There are a few use cases for downloading dumps on internal hosts (initialization of WDQS hosts from wikidata dumps, for example). With the current rate limit at 2MB/s, this can take more time than needed. I don't think that we have a good reason to rate limit internally, so we probably should not. Or at least increase this limit for internal clients.
|operations/puppet||production||+1 -1||dumps distribution: increase the rate limit to 5MBps|
The use cas being run currently is actually the cirrus dumps to initialize cloudelastic servers. They are downloaded on mwmaint1002 with curl -s https://dumps.wikimedia.org/other/cirrussearch/20190429/enwiki-20190429-cirrussearch-general.json.gz
The other use case would be wdqs downloading https://dumps.wikimedia.org/wikidatawiki/entities/20170123/wikidata-20170123-all-BETA.ttl.bz2 (well, the latest similar dump) to one of the wdqs* server.
The particular limit we are running into is part of the nginx config in modules/dumps/templates/web/xmldumps/nginx.conf.erb which specifies limit_rate 2048k. I'm not sure about the particulars of varying this between requests from internal and external networks.
Ok, it took a bit of doing, but here's what I found:
The limits that are in place are based on having a server that was on 10G Ethernet but with less RAM, etc. Interesting thing is that notes in tasks and git state that the problem was that while the pipe was fast-flowing, the disks could not keep up. I see we are using the exact same speed of disk (7200RPM), but we are using SATA now instead of SAS...so we went to a slower and less reliable connection with larger individual disks which also reduces performance in a RAID.
I would expect any problems we saw on dataset1001 to be exactly the same on these servers, in other words. I also see no reason to rate limit internal connections differently than external ones because the problem will be just as bad if not actually worse because of the faster network speeds possible if the bottleneck is the disks. All that said, the restriction seems pretty draconian. It might be reasonable to try stepping up the rate a little bit. I wouldn't just remove it or make a huge jump, though.
I propose lifting the overall limit to 5120k to see how that affects the server. If that's ok, we could try inching it up more or splitting the limits somehow.
Repeating here some things from a chort chat in irc:
The original limits were set because we had one host doing all of
- web service to the public
- nfs service to analytics and labs
- rsync to public mirrors
- back-end nfs share for dumps generation
And one hoggy downloader could bring all of that to a halt (including an internal downloader).
The current web server does just web service and rsync to mirrors, iiuc, plus receiving rsyncs of dump files as they are ready, and grabbing other datasets via rsync periodically. This should mean there's a bunch of headroom to tweak things.
I opened a task about this back in the day: T191491
One thing to keep in mind is that from time to time all the services (web, rsync to mirrors, nfs to labs/analytics) wind up residing on the same host for maintenance, so during those times limits may need to be stricter.

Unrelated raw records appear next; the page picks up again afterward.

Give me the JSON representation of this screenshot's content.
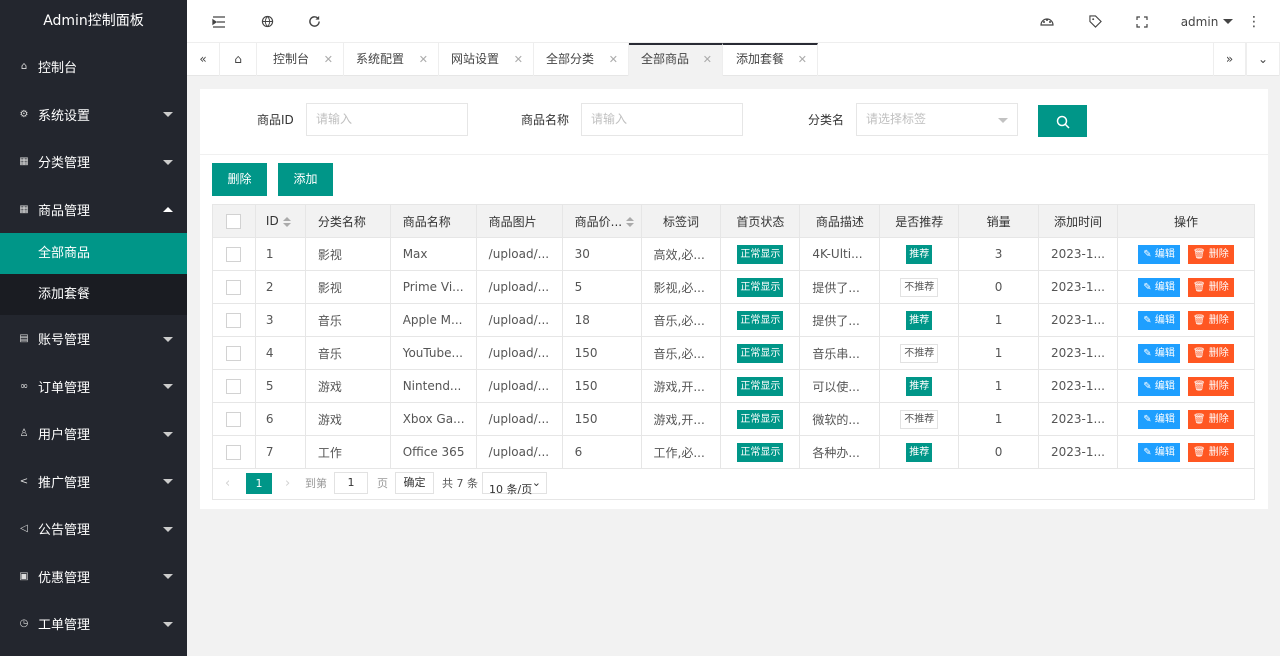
{
  "sidebar": {
    "logo": "Admin控制面板",
    "items": [
      {
        "label": "控制台",
        "icon": "home-icon"
      },
      {
        "label": "系统设置",
        "icon": "gear-icon"
      },
      {
        "label": "分类管理",
        "icon": "category-icon"
      },
      {
        "label": "商品管理",
        "icon": "goods-icon"
      },
      {
        "label": "账号管理",
        "icon": "account-icon"
      },
      {
        "label": "订单管理",
        "icon": "order-icon"
      },
      {
        "label": "用户管理",
        "icon": "user-icon"
      },
      {
        "label": "推广管理",
        "icon": "share-icon"
      },
      {
        "label": "公告管理",
        "icon": "notice-icon"
      },
      {
        "label": "优惠管理",
        "icon": "coupon-icon"
      },
      {
        "label": "工单管理",
        "icon": "ticket-icon"
      }
    ],
    "sub_items": [
      {
        "label": "全部商品"
      },
      {
        "label": "添加套餐"
      }
    ]
  },
  "header": {
    "user": "admin"
  },
  "tabs": [
    {
      "label": "控制台"
    },
    {
      "label": "系统配置"
    },
    {
      "label": "网站设置"
    },
    {
      "label": "全部分类"
    },
    {
      "label": "全部商品"
    },
    {
      "label": "添加套餐"
    }
  ],
  "search": {
    "id_label": "商品ID",
    "id_placeholder": "请输入",
    "name_label": "商品名称",
    "name_placeholder": "请输入",
    "cat_label": "分类名",
    "cat_placeholder": "请选择标签"
  },
  "toolbar": {
    "delete": "删除",
    "add": "添加"
  },
  "table": {
    "headers": [
      "ID",
      "分类名称",
      "商品名称",
      "商品图片",
      "商品价...",
      "标签词",
      "首页状态",
      "商品描述",
      "是否推荐",
      "销量",
      "添加时间",
      "操作"
    ],
    "rows": [
      {
        "id": "1",
        "cat": "影视",
        "name": "Max",
        "img": "/upload/...",
        "price": "30",
        "tags": "高效,必...",
        "status": "正常显示",
        "desc": "4K-Ulti...",
        "rec": "推荐",
        "sales": "3",
        "time": "2023-1..."
      },
      {
        "id": "2",
        "cat": "影视",
        "name": "Prime Vi...",
        "img": "/upload/...",
        "price": "5",
        "tags": "影视,必...",
        "status": "正常显示",
        "desc": "提供了...",
        "rec": "不推荐",
        "sales": "0",
        "time": "2023-1..."
      },
      {
        "id": "3",
        "cat": "音乐",
        "name": "Apple M...",
        "img": "/upload/...",
        "price": "18",
        "tags": "音乐,必...",
        "status": "正常显示",
        "desc": "提供了...",
        "rec": "推荐",
        "sales": "1",
        "time": "2023-1..."
      },
      {
        "id": "4",
        "cat": "音乐",
        "name": "YouTube...",
        "img": "/upload/...",
        "price": "150",
        "tags": "音乐,必...",
        "status": "正常显示",
        "desc": "音乐串...",
        "rec": "不推荐",
        "sales": "1",
        "time": "2023-1..."
      },
      {
        "id": "5",
        "cat": "游戏",
        "name": "Nintend...",
        "img": "/upload/...",
        "price": "150",
        "tags": "游戏,开...",
        "status": "正常显示",
        "desc": "可以使...",
        "rec": "推荐",
        "sales": "1",
        "time": "2023-1..."
      },
      {
        "id": "6",
        "cat": "游戏",
        "name": "Xbox Ga...",
        "img": "/upload/...",
        "price": "150",
        "tags": "游戏,开...",
        "status": "正常显示",
        "desc": "微软的...",
        "rec": "不推荐",
        "sales": "1",
        "time": "2023-1..."
      },
      {
        "id": "7",
        "cat": "工作",
        "name": "Office 365",
        "img": "/upload/...",
        "price": "6",
        "tags": "工作,必...",
        "status": "正常显示",
        "desc": "各种办...",
        "rec": "推荐",
        "sales": "0",
        "time": "2023-1..."
      }
    ],
    "edit": "编辑",
    "del": "删除"
  },
  "pager": {
    "page": "1",
    "goto": "到第",
    "page_input": "1",
    "page_unit": "页",
    "confirm": "确定",
    "total": "共 7 条",
    "per_page": "10 条/页"
  }
}
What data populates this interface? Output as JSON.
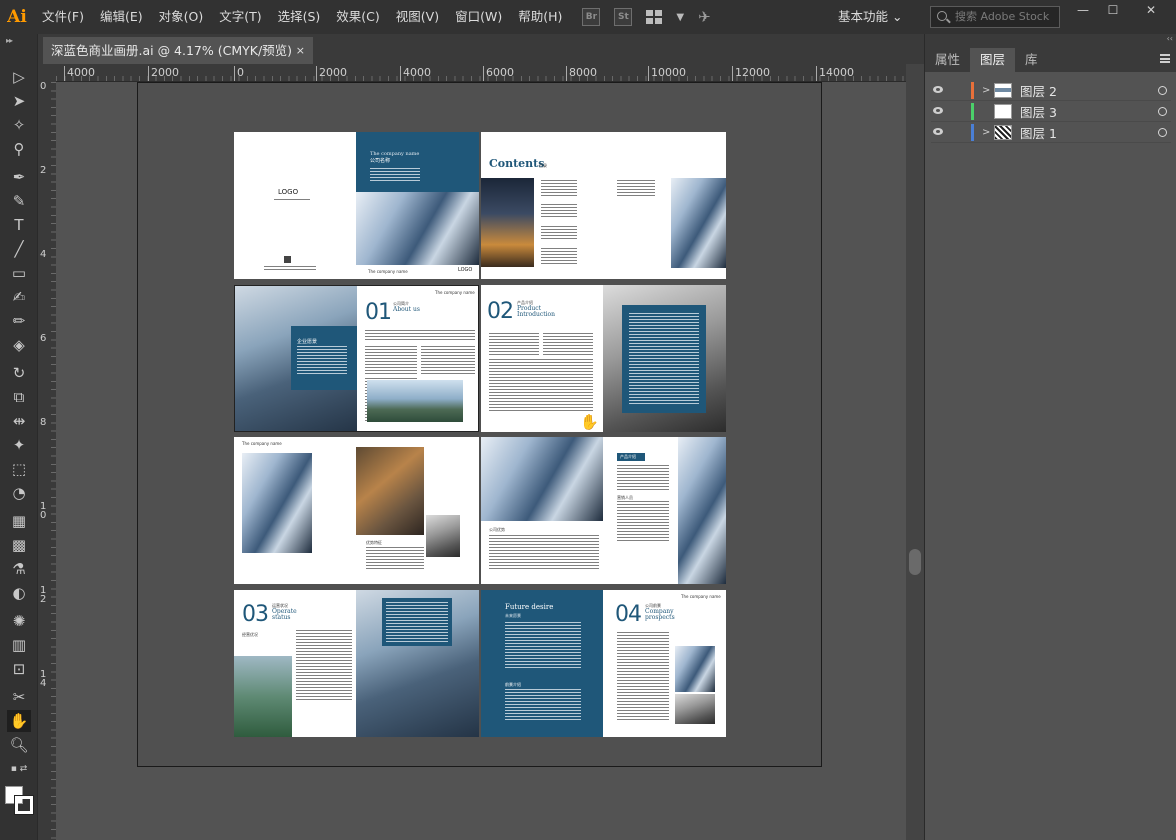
{
  "app": {
    "logo": "Ai"
  },
  "menu": [
    "文件(F)",
    "编辑(E)",
    "对象(O)",
    "文字(T)",
    "选择(S)",
    "效果(C)",
    "视图(V)",
    "窗口(W)",
    "帮助(H)"
  ],
  "app_icons": {
    "bridge": "Br",
    "stock": "St"
  },
  "workspace": "基本功能 ⌄",
  "search": {
    "placeholder": "搜索 Adobe Stock"
  },
  "window_controls": {
    "minimize": "—",
    "maximize": "☐",
    "close": "✕"
  },
  "document_tab": {
    "title": "深蓝色商业画册.ai @ 4.17% (CMYK/预览)",
    "close": "×"
  },
  "ruler_h": [
    "4000",
    "2000",
    "0",
    "2000",
    "4000",
    "6000",
    "8000",
    "10000",
    "12000",
    "14000"
  ],
  "ruler_v": [
    "0",
    "2",
    "4",
    "6",
    "8",
    "1 0",
    "1 2",
    "1 4"
  ],
  "panel": {
    "tabs": [
      "属性",
      "图层",
      "库"
    ],
    "active_tab": "图层",
    "collapse": "‹‹"
  },
  "layers": [
    {
      "name": "图层 2",
      "color": "#e8703a",
      "expandable": true
    },
    {
      "name": "图层 3",
      "color": "#4bd06a",
      "expandable": false
    },
    {
      "name": "图层 1",
      "color": "#4a7fd6",
      "expandable": true
    }
  ],
  "artwork": {
    "cover": {
      "logo": "LOGO",
      "company_en": "The company name",
      "company_cn": "公司名称",
      "logo_bottom": "LOGO"
    },
    "contents": {
      "title": "Contents",
      "subtitle": "目录"
    },
    "p01": {
      "num": "01",
      "cn": "公司简介",
      "en": "About us",
      "box_title": "企业愿景"
    },
    "p02": {
      "num": "02",
      "cn": "产品介绍",
      "en1": "Product",
      "en2": "Introduction"
    },
    "p03": {
      "num": "03",
      "cn": "运营状况",
      "en1": "Operate",
      "en2": "status",
      "sub": "经营优况"
    },
    "future": {
      "en": "Future desire",
      "cn": "未来愿景",
      "sub": "前景介绍"
    },
    "p04": {
      "num": "04",
      "cn": "公司前景",
      "en1": "Company",
      "en2": "prospects"
    },
    "spread3": {
      "tag1": "产品介绍",
      "tag2": "营销人员",
      "tag3": "公司优势",
      "tag4": "优势特征"
    },
    "header_small": "The company name"
  }
}
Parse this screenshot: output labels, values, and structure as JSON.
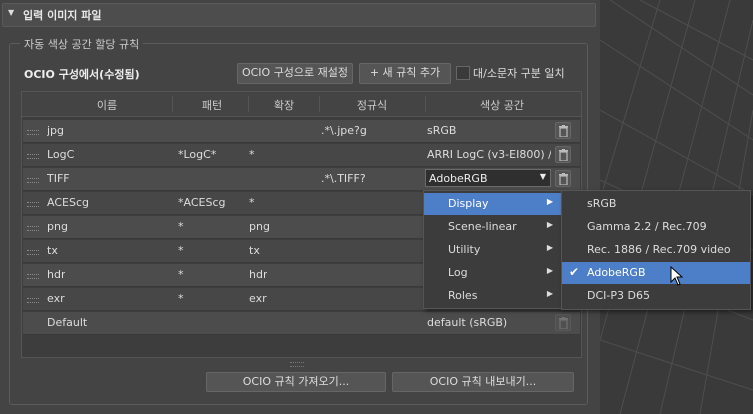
{
  "rollout": {
    "title": "입력 이미지 파일"
  },
  "group": {
    "title": "자동 색상 공간 할당 규칙"
  },
  "ocio": {
    "label": "OCIO 구성에서(수정됨)",
    "reset_button": "OCIO 구성으로 재설정",
    "add_rule_button": "+ 새 규칙 추가",
    "case_checkbox_label": "대/소문자 구분 일치",
    "case_checked": false
  },
  "table": {
    "headers": [
      "이름",
      "패턴",
      "확장",
      "정규식",
      "색상 공간"
    ],
    "rows": [
      {
        "name": "jpg",
        "pattern": "",
        "ext": "",
        "regex": ".*\\.jpe?g",
        "colorspace": "sRGB"
      },
      {
        "name": "LogC",
        "pattern": "*LogC*",
        "ext": "*",
        "regex": "",
        "colorspace": "ARRI LogC (v3-EI800) / A"
      },
      {
        "name": "TIFF",
        "pattern": "",
        "ext": "",
        "regex": ".*\\.TIFF?",
        "colorspace": "AdobeRGB"
      },
      {
        "name": "ACEScg",
        "pattern": "*ACEScg",
        "ext": "*",
        "regex": "",
        "colorspace": ""
      },
      {
        "name": "png",
        "pattern": "*",
        "ext": "png",
        "regex": "",
        "colorspace": ""
      },
      {
        "name": "tx",
        "pattern": "*",
        "ext": "tx",
        "regex": "",
        "colorspace": ""
      },
      {
        "name": "hdr",
        "pattern": "*",
        "ext": "hdr",
        "regex": "",
        "colorspace": ""
      },
      {
        "name": "exr",
        "pattern": "*",
        "ext": "exr",
        "regex": "",
        "colorspace": ""
      },
      {
        "name": "Default",
        "pattern": "",
        "ext": "",
        "regex": "",
        "colorspace": "default (sRGB)"
      }
    ]
  },
  "buttons": {
    "import": "OCIO 규칙 가져오기...",
    "export": "OCIO 규칙 내보내기..."
  },
  "menu_categories": [
    {
      "label": "Display",
      "highlighted": true
    },
    {
      "label": "Scene-linear",
      "highlighted": false
    },
    {
      "label": "Utility",
      "highlighted": false
    },
    {
      "label": "Log",
      "highlighted": false
    },
    {
      "label": "Roles",
      "highlighted": false
    }
  ],
  "menu_display": [
    {
      "label": "sRGB",
      "checked": false
    },
    {
      "label": "Gamma 2.2 / Rec.709",
      "checked": false
    },
    {
      "label": "Rec. 1886 / Rec.709 video",
      "checked": false
    },
    {
      "label": "AdobeRGB",
      "checked": true
    },
    {
      "label": "DCI-P3 D65",
      "checked": false
    }
  ],
  "icons": {
    "collapse": "triangle-down-icon",
    "trash": "trash-icon",
    "submenu": "chevron-right-icon",
    "check": "checkmark-icon",
    "cursor": "mouse-pointer-icon"
  },
  "colors": {
    "highlight": "#4d7fc8",
    "panel": "#444444"
  }
}
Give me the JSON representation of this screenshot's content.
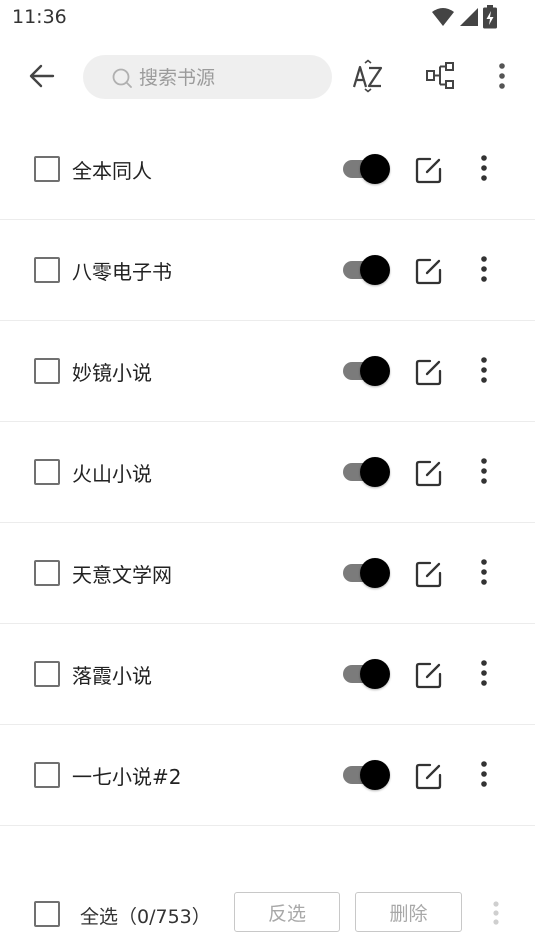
{
  "status_bar": {
    "time": "11:36",
    "icons": [
      "wifi-icon",
      "signal-icon",
      "battery-charging-icon"
    ]
  },
  "toolbar": {
    "back_icon": "arrow-left-icon",
    "search_placeholder": "搜索书源",
    "search_value": "",
    "sort_icon": "sort-az-icon",
    "group_icon": "group-tree-icon",
    "more_icon": "more-vert-icon"
  },
  "sources": [
    {
      "name": "全本同人",
      "enabled": true,
      "checked": false
    },
    {
      "name": "八零电子书",
      "enabled": true,
      "checked": false
    },
    {
      "name": "妙镜小说",
      "enabled": true,
      "checked": false
    },
    {
      "name": "火山小说",
      "enabled": true,
      "checked": false
    },
    {
      "name": "天意文学网",
      "enabled": true,
      "checked": false
    },
    {
      "name": "落霞小说",
      "enabled": true,
      "checked": false
    },
    {
      "name": "一七小说#2",
      "enabled": true,
      "checked": false
    }
  ],
  "bottom_bar": {
    "select_all_label": "全选（0/753）",
    "invert_label": "反选",
    "delete_label": "删除"
  },
  "colors": {
    "switch_thumb": "#000000",
    "switch_track": "#7b7b7b",
    "disabled_text": "#a8a8a8"
  }
}
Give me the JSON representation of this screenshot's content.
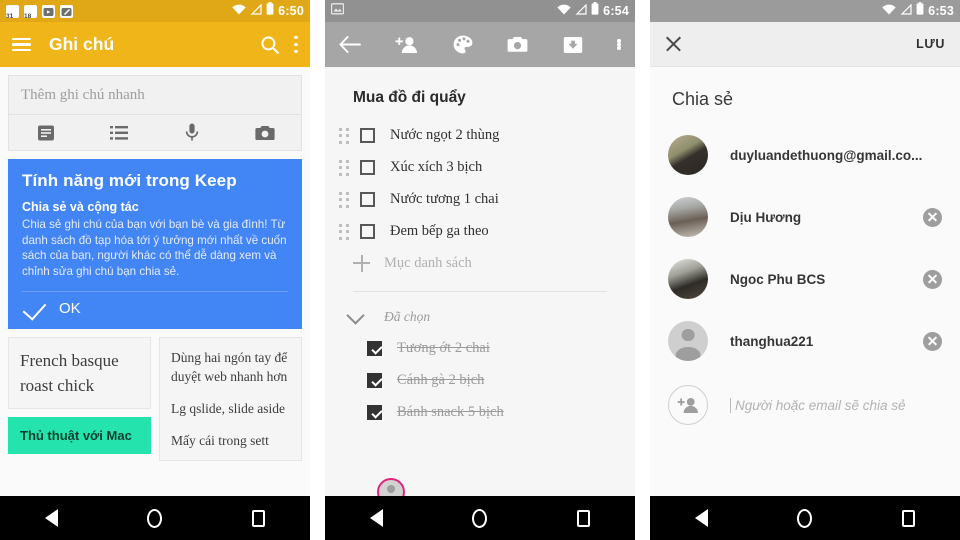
{
  "panel1": {
    "status": {
      "time": "6:50",
      "icons": [
        "calendar-31-icon",
        "calendar-18-icon",
        "app-icon-1",
        "app-icon-2",
        "wifi-icon",
        "signal-icon",
        "battery-icon"
      ],
      "cal1": "31",
      "cal2": "18"
    },
    "appbar": {
      "title": "Ghi chú",
      "menu_icon": "hamburger-icon",
      "search_icon": "search-icon",
      "overflow_icon": "kebab-icon"
    },
    "quick_note": {
      "placeholder": "Thêm ghi chú nhanh",
      "tools": [
        "note-icon",
        "list-icon",
        "microphone-icon",
        "camera-icon"
      ]
    },
    "promo_card": {
      "title": "Tính năng mới trong Keep",
      "subtitle": "Chia sẻ và cộng tác",
      "body": "Chia sẻ ghi chú của bạn với bạn bè và gia đình! Từ danh sách đồ tạp hóa tới ý tưởng mới nhất về cuốn sách của bạn, người khác có thể dễ dàng xem và chỉnh sửa ghi chú bạn chia sẻ.",
      "action": "OK",
      "color": "#4285F4"
    },
    "notes": {
      "left": [
        {
          "text": "French basque roast chick",
          "style": "plain",
          "color": "#F5F5F5"
        },
        {
          "text": "Thủ thuật với Mac",
          "style": "green",
          "color": "#25E3AC"
        }
      ],
      "right": [
        {
          "lines": [
            "Dùng hai ngón tay để duyệt web nhanh hơn",
            "Lg qslide, slide aside",
            "Mấy cái trong sett"
          ],
          "style": "small",
          "color": "#F5F5F5"
        }
      ]
    }
  },
  "panel2": {
    "status": {
      "time": "6:54",
      "icons": [
        "image-icon",
        "wifi-icon",
        "signal-icon",
        "battery-icon"
      ]
    },
    "appbar": {
      "icons": [
        "back-arrow-icon",
        "add-person-icon",
        "palette-icon",
        "camera-icon",
        "archive-icon",
        "kebab-icon"
      ],
      "color": "#A6A6A6"
    },
    "note_title": "Mua đồ đi quẩy",
    "items": [
      {
        "label": "Nước ngọt 2 thùng",
        "checked": false
      },
      {
        "label": "Xúc xích 3 bịch",
        "checked": false
      },
      {
        "label": "Nước tương 1 chai",
        "checked": false
      },
      {
        "label": "Đem bếp ga theo",
        "checked": false
      }
    ],
    "add_item": "Mục danh sách",
    "checked_header": "Đã chọn",
    "checked_items": [
      {
        "label": "Tương ớt 2 chai",
        "checked": true
      },
      {
        "label": "Cánh gà 2 bịch",
        "checked": true
      },
      {
        "label": "Bánh snack 5 bịch",
        "checked": true
      }
    ],
    "collaborator_avatar": {
      "highlight_color": "#E0267C"
    }
  },
  "panel3": {
    "status": {
      "time": "6:53",
      "icons": [
        "wifi-icon",
        "signal-icon",
        "battery-icon"
      ]
    },
    "appbar": {
      "close_icon": "close-icon",
      "save_label": "LƯU"
    },
    "heading": "Chia sẻ",
    "people": [
      {
        "name": "duyluandethuong@gmail.co...",
        "avatar": "photo",
        "removable": false
      },
      {
        "name": "Dịu Hương",
        "avatar": "photo",
        "removable": true
      },
      {
        "name": "Ngoc Phu BCS",
        "avatar": "photo",
        "removable": true
      },
      {
        "name": "thanghua221",
        "avatar": "placeholder",
        "removable": true
      }
    ],
    "add_placeholder": "Người hoặc email sẽ chia sẻ",
    "add_icon": "add-person-icon"
  },
  "navbar": {
    "back": "back-triangle-icon",
    "home": "home-circle-icon",
    "recents": "recents-square-icon"
  }
}
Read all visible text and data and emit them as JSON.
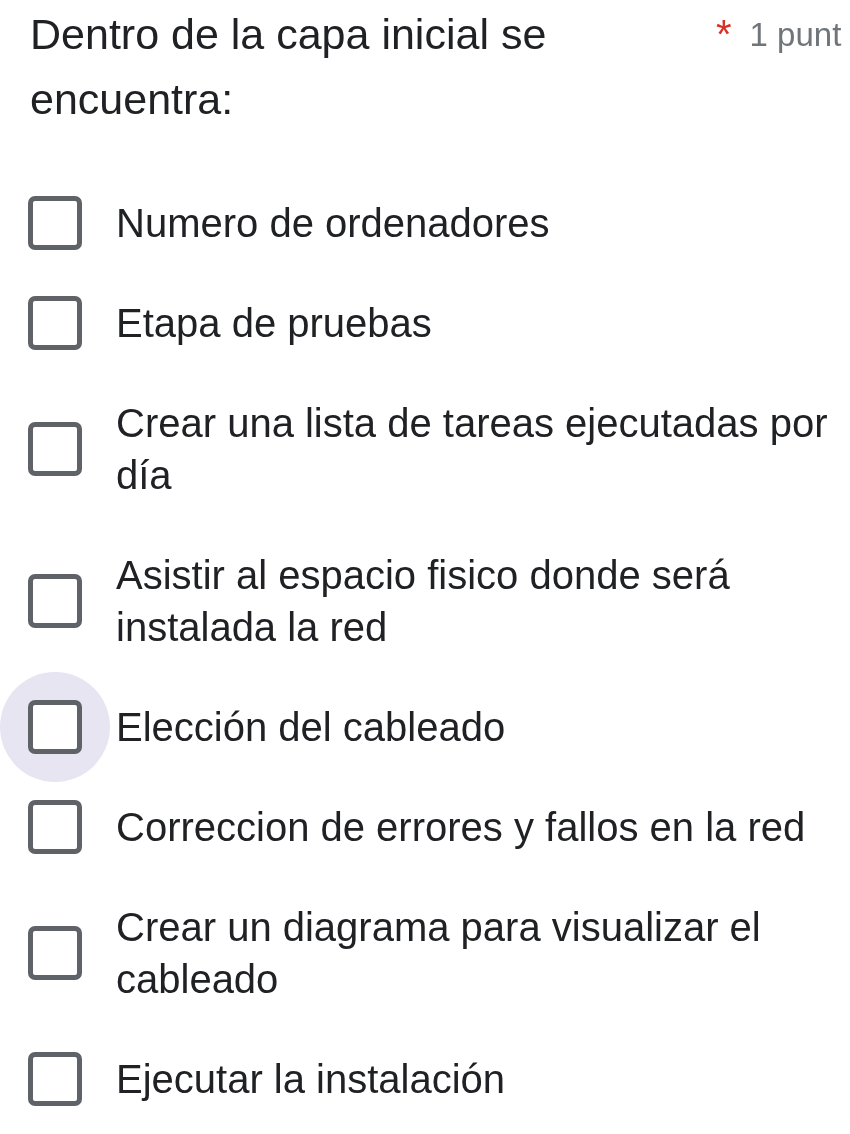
{
  "question": {
    "title": "Dentro de la capa inicial se encuentra:",
    "required_mark": "*",
    "points": "1 punt"
  },
  "options": [
    {
      "label": "Numero de ordenadores",
      "checked": false,
      "hovered": false
    },
    {
      "label": "Etapa de pruebas",
      "checked": false,
      "hovered": false
    },
    {
      "label": "Crear una lista de tareas ejecutadas por día",
      "checked": false,
      "hovered": false
    },
    {
      "label": "Asistir al espacio fisico donde será instalada la red",
      "checked": false,
      "hovered": false
    },
    {
      "label": "Elección del cableado",
      "checked": false,
      "hovered": true
    },
    {
      "label": "Correccion de errores y fallos en la red",
      "checked": false,
      "hovered": false
    },
    {
      "label": "Crear un diagrama para visualizar el cableado",
      "checked": false,
      "hovered": false
    },
    {
      "label": "Ejecutar la instalación",
      "checked": false,
      "hovered": false
    }
  ]
}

So it looks like for the foreseeable future, using external dumps mirror will still be the way to go to retrieve full dumps internally. Unless there is more work to do that I don't see, we can probably close this task for now.
As fast as possible! using an external mirror, we get a download speed of ~60M/s, which means that a Wikidata dump can be downloaded in ~15 minutes. From our own dumps servers, at 5M/s this takes about 3 hours. So ideally the same speed would be great. We would already switch to using our own dump servers even with 2x slower than external.
Can we schedule rsyncs for the specifiic use cases with a higher bandwidth cap?
Would rsync put less load on the dump servers? From my point of view, we don't care much about rsync vs curl.
The thing about rsync is that we could set up a job to update just the dumps required at the interval wanted, with a single connection open. I'd feel a lot better about high bandwidth limits for something like that than generally opening up web service.
In the case of WDQS, we don't really have a schedule. It's an on demand requirement, whenever we need to do a data reload, which could happen for a number of reasons, and on different servers depending on the need.
I don't think we should spend much more time on this. We have a reasonable solution by using an external mirror. It just felt a bit weird to use an external mirror when we are the source of those dumps, but as it works and does not seem to be shocking for anyone, let's keep it at that!
I'm re-opening this as a follow up from a chat in this CR.
I think that we should find a solution for this as I find not ideal that we have to rely on an external source for our own data and raises some concerns:
- the total size of the 3 files to download is over 100GB
- with the external URL I guess you have to use the HTTP proxies, adding unnecessary strain there
- the integrity of those files should be verified against a checksum coming from our internal and authoritative dumps, and this doesn't seem the case AFAICT
Some alternatives that are worth to investigate:
- Fix the internal rate-limiting issue for internal clients only, the current dumps host has a 10G NIC so it shouldn't be a networking problem, not sure for the disk side of it.
- evaluate rsync for the transfer. For example we could have a slow rsync that copies only the required files to another host periodically and then have the cookbook pick them from this other location (either rsync or curl at that point) quickly.
- evaluate transfer.py for this use case ( see https://wikitech.wikimedia.org/wiki/Transfer.py )
Note that the checksum files for those dumps are available for download as well, since they are provided along with the main dump output files to all mirrors.
Someone from WMCS will probably need to look at this (again) if the discussion is being re-opened. They should have insight into the impact on existing services from any change.